Hacker News new | ask | show | jobs
by kadendogthing 2614 days ago
As I've stated in another post on here, what's the point of these articles? It just says everything sucks, but doesn't really dive into why or how we could possibly fix any issues they may directly point out. Also it kind of sounds like the author really doesn't have any idea what GitLab is or does, so maybe he should check it out.

But allow me to retort these bald assertions presented in the article:

Monorepos are great.

Multirepos are great.

Git is the best source control system ever. And if you think it could do something better, well have I got news for you. It's completely open source and extendable with various script entry points and an easily accessibly API.

Thanks for reading my blog.

3 comments

> Git is the best source control system ever.

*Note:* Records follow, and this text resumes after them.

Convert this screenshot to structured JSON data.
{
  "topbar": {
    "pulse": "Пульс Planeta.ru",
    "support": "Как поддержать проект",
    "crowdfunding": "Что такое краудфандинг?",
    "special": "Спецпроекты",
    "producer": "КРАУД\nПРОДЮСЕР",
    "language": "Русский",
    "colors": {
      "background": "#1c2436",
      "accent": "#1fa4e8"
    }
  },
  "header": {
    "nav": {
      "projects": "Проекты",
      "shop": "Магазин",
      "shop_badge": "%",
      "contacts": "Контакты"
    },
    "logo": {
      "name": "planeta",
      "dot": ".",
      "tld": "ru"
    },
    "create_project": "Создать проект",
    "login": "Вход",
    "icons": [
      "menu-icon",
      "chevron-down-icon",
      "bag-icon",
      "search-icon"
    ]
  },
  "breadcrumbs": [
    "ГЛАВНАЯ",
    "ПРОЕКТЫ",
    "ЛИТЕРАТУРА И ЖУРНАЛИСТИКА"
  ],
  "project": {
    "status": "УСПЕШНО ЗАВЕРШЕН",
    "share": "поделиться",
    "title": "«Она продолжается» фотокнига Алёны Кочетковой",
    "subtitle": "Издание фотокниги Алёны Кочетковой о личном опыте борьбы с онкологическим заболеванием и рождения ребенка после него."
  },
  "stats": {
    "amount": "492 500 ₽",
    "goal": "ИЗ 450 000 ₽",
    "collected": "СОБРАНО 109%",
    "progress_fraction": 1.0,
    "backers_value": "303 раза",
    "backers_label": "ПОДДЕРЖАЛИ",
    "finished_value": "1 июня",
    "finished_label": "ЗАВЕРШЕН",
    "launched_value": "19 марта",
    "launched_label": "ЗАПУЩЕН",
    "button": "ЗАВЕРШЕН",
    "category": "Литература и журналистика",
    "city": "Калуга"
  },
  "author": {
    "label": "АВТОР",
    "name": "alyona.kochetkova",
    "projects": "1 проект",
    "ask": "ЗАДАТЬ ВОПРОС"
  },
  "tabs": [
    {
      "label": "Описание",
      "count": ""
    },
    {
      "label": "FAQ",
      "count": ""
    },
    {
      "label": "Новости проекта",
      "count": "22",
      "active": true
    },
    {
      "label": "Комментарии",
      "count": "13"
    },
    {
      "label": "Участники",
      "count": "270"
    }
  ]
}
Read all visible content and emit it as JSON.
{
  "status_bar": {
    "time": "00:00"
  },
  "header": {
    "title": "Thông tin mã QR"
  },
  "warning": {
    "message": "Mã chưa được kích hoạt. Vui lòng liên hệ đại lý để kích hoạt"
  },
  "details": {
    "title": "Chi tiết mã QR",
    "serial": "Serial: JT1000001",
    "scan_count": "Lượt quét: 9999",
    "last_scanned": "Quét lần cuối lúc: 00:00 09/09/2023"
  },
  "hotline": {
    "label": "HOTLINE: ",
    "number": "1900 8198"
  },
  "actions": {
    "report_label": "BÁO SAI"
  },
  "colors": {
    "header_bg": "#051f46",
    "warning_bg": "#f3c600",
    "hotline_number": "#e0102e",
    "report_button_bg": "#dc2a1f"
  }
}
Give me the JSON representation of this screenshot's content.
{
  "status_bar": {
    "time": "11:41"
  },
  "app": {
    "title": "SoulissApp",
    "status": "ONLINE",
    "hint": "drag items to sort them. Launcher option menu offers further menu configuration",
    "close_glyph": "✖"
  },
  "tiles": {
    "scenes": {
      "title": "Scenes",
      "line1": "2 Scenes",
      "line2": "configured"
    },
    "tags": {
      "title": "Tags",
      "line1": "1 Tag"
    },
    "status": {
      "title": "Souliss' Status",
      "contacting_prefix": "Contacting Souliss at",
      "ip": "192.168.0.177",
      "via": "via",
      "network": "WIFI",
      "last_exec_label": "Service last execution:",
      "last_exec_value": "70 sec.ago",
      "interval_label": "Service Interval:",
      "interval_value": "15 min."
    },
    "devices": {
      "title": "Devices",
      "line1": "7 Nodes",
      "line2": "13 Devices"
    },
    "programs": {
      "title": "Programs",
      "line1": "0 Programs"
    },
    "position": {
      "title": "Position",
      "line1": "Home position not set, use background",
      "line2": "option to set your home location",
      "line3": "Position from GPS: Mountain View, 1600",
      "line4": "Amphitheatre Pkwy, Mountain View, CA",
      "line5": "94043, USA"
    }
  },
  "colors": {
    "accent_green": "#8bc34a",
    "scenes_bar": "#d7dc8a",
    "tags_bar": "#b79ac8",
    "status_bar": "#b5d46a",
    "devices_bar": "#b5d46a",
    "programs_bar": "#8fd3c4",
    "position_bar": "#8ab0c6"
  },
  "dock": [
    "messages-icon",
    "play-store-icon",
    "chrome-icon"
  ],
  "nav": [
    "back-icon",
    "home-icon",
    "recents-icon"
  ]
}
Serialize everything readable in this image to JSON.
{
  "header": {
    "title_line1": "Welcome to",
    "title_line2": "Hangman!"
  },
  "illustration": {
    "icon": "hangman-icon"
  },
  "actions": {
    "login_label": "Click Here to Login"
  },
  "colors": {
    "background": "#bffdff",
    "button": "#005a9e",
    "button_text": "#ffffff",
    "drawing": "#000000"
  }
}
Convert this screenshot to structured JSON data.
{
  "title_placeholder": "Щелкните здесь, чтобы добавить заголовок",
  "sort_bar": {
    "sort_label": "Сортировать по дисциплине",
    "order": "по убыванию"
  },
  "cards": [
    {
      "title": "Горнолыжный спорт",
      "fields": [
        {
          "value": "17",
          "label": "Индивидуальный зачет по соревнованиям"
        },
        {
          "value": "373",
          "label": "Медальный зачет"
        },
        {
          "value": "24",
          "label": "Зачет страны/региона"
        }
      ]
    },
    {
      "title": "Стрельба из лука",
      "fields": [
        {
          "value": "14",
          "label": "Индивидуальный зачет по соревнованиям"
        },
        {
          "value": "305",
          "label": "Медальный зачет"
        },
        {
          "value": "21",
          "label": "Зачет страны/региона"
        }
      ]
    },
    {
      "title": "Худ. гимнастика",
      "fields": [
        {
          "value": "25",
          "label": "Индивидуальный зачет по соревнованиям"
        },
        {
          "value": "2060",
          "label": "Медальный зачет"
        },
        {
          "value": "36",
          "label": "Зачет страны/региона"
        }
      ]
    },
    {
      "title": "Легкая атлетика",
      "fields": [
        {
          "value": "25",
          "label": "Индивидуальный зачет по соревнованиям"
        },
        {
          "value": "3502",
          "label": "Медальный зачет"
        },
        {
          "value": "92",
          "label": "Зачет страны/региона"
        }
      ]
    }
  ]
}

To be clear, I'm not disagreeing. But it is simply not good enough. Any new generation of source control needs to be able to do things that are difficult with Git, and Git simply isn't extensible enough. Microsoft has a Git VFS, and there's Git LFS, but this just doesn't go far enough.

There are good technical reasons why you would use Perforce or even Subversion these days.

The people who made Git made it for working on large, but not huge, open-source code repositories with a traditional model. It doesn't work so well for vendoring, it doesn't work well for artists, it doesn't have locking, it doesn't have access controls (and there's only so much you can add). You can argue that these features don't make sense or we're using Git "wrong" or I can write a bunch of hooks but at some point I just want them to work and I'm tired of fighting with Git to make it happen.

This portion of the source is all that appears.